# finding x

• Dec 14th 2010, 07:09 AM
finding x
2(3x + 4) = 4x + 16 find x

2y = 1/2(3y + 5) find y

d + 2 = 1/2(4d - 6) find d

4q - 2 = 2(3q - 6) find q

Can someone offer help?
• Dec 14th 2010, 07:10 AM
e^(i*pi)
The Distributive law is used here. Can you expand the brackets?
• Dec 14th 2010, 07:14 AM
Expand the brackets?
• Dec 14th 2010, 05:54 PM
Prove It
You should know that \$\displaystyle \displaystyle a(b + c) = ab + ac\$. See how what's on the outside has been multiplied by everything on the inside?

If you do that then that simplifies the problems greatly.
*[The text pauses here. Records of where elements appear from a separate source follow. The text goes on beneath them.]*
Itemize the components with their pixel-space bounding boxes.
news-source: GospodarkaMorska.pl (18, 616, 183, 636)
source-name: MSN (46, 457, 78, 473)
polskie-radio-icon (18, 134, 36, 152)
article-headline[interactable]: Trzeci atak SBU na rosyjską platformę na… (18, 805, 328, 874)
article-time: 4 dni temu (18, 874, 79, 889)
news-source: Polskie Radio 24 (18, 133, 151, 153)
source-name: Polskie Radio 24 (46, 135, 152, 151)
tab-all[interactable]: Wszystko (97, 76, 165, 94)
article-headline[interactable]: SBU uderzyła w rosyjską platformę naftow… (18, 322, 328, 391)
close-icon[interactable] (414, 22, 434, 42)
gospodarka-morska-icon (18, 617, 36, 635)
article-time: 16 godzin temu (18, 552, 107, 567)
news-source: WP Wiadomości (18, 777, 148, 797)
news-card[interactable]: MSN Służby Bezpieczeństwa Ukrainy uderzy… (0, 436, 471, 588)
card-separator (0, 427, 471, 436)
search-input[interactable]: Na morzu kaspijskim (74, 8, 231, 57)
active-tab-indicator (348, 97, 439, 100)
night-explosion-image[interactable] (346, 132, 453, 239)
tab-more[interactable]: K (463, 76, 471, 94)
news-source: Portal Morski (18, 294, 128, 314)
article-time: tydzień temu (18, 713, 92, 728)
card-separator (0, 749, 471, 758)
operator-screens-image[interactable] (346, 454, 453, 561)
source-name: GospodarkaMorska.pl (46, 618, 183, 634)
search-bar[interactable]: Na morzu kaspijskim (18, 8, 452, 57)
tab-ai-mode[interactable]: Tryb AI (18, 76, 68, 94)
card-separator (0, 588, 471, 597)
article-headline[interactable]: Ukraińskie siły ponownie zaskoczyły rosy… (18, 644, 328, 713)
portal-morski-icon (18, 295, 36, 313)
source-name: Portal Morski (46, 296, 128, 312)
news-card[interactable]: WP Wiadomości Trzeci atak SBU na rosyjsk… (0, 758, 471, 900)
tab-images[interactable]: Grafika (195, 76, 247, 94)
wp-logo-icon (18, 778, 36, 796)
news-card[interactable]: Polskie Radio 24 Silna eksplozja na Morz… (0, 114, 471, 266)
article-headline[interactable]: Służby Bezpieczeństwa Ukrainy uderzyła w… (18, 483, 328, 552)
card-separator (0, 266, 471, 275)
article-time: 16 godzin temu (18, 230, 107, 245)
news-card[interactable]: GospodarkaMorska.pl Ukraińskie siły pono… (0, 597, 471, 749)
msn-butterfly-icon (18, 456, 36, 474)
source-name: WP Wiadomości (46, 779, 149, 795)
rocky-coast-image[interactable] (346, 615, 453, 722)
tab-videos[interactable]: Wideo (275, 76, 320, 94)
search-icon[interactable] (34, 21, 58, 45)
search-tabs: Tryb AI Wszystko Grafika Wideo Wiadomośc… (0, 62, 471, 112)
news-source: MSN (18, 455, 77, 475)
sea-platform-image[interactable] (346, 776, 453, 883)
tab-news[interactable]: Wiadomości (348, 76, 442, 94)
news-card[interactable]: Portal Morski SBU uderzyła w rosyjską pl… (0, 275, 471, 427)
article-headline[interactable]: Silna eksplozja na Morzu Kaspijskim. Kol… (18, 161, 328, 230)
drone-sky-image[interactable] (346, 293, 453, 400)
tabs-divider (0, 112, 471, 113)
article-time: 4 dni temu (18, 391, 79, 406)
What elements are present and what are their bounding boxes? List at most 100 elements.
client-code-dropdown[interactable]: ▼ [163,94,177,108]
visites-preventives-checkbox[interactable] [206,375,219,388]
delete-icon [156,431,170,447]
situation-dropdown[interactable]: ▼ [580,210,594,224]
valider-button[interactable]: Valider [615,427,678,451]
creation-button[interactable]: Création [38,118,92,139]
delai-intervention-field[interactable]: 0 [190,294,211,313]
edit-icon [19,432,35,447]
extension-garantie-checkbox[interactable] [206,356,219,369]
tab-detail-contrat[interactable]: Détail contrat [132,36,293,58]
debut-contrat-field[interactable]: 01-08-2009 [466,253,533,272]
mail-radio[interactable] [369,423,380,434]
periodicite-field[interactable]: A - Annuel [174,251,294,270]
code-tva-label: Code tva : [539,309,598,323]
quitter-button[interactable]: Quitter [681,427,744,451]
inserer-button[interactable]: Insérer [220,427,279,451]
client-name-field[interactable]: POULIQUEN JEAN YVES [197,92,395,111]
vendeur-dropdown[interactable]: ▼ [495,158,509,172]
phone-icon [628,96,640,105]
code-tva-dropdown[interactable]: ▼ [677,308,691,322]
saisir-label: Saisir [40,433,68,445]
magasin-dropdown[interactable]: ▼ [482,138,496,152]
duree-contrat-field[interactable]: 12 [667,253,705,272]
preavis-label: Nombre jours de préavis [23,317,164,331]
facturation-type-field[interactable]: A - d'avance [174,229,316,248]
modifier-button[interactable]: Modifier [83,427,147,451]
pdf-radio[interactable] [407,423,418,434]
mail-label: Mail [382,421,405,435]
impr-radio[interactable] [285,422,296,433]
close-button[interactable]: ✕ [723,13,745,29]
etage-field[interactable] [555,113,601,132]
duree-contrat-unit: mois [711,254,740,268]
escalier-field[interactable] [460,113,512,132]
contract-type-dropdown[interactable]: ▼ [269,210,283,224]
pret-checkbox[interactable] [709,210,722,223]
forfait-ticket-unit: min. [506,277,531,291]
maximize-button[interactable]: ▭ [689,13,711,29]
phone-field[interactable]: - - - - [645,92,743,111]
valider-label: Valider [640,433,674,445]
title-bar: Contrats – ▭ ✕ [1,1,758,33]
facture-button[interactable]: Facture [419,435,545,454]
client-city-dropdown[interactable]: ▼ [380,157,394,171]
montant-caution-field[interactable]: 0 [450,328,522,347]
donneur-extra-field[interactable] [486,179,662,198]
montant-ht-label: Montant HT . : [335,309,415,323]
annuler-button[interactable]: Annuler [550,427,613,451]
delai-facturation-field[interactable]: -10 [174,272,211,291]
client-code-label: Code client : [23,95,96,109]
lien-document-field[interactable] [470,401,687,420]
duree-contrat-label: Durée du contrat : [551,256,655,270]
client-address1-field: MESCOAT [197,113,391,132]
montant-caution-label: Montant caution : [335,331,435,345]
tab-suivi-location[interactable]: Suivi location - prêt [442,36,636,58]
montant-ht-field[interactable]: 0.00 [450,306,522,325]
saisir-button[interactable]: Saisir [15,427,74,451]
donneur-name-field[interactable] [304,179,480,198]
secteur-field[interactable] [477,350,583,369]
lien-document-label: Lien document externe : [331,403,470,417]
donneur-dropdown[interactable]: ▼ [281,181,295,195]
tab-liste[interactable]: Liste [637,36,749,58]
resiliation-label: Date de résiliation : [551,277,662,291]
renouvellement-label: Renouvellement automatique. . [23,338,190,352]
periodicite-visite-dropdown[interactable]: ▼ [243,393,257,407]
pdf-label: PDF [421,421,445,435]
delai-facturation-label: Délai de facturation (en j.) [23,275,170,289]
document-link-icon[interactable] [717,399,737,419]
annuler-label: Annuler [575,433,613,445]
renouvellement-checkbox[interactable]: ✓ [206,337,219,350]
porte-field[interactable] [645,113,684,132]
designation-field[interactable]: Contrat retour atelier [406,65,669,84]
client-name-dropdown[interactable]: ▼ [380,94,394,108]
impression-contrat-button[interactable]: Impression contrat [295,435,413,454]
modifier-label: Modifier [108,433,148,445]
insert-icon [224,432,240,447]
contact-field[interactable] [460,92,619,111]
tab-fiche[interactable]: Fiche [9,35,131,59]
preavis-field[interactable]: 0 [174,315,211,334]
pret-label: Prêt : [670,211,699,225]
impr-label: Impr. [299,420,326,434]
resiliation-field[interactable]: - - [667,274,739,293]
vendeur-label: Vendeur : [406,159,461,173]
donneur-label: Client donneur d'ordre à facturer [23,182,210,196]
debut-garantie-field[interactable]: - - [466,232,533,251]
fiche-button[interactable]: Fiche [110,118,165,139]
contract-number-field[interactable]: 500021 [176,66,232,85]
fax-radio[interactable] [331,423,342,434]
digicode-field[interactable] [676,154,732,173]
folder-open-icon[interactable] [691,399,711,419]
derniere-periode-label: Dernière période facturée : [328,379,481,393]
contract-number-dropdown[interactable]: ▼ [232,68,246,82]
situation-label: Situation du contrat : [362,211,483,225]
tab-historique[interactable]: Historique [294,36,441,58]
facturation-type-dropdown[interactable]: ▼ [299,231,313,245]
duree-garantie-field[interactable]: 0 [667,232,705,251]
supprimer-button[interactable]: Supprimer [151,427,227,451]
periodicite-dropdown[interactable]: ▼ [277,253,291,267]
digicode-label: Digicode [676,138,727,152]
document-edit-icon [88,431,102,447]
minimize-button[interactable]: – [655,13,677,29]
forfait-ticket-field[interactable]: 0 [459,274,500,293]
This is called "expanding the brackets".
• Dec 14th 2010, 06:01 PM
bigwave
Quote:

2(3x + 4) = 4x + 16 find x

as mentioned your first step should look like this

\$\displaystyle 6x + 8 = 4x +16\$

it easy from here

expanding the brackets means distribution
• Dec 14th 2010, 06:07 PM
pickslides
If the distributive law is not desired then as a first step for each

Q1. divide both sides by 2

Q2. times both sides by 2

Q3. times both sides by 2

Q1. divide both sides by 2
• Dec 14th 2010, 06:08 PM
Prove It
Quote:

Originally Posted by pickslides
If the distributive law is not desired then as a first step for each

Q1. divide both sides by 2

Q2. times both sides by 2

Q3. times both sides by 2

Q1. divide both sides by 2

Even after doing this, you will still need to expand some brackets...
• Dec 14th 2010, 06:53 PM
arccos
Quote:

2(3x + 4) = 4x + 16 find x

The idea of these problems is to get all of the unknown(in this case x) on one side and the numbers on the other.
Firstly , expand all the brackets.
This can be done by multiplying 2(the factor) into the bracket.
\$\displaystyle = 6x + 8\$ (nothing changes on the right side)
\$\displaystyle 6x + 8 = 4x + 16 \$
Now, 'move' the x to the left side and the 8 to the right side.
Subtract 8 and 4x from both sides.
\$\displaystyle 6x +8 - 8 - 4x = 4x - 4x -8 + 16 \$
\$\displaystyle 2x = 8 \$
\$\displaystyle x = \dfrac{8}{2} = 4. \$

Solve the other problems in the similar fashion. Hope this helps.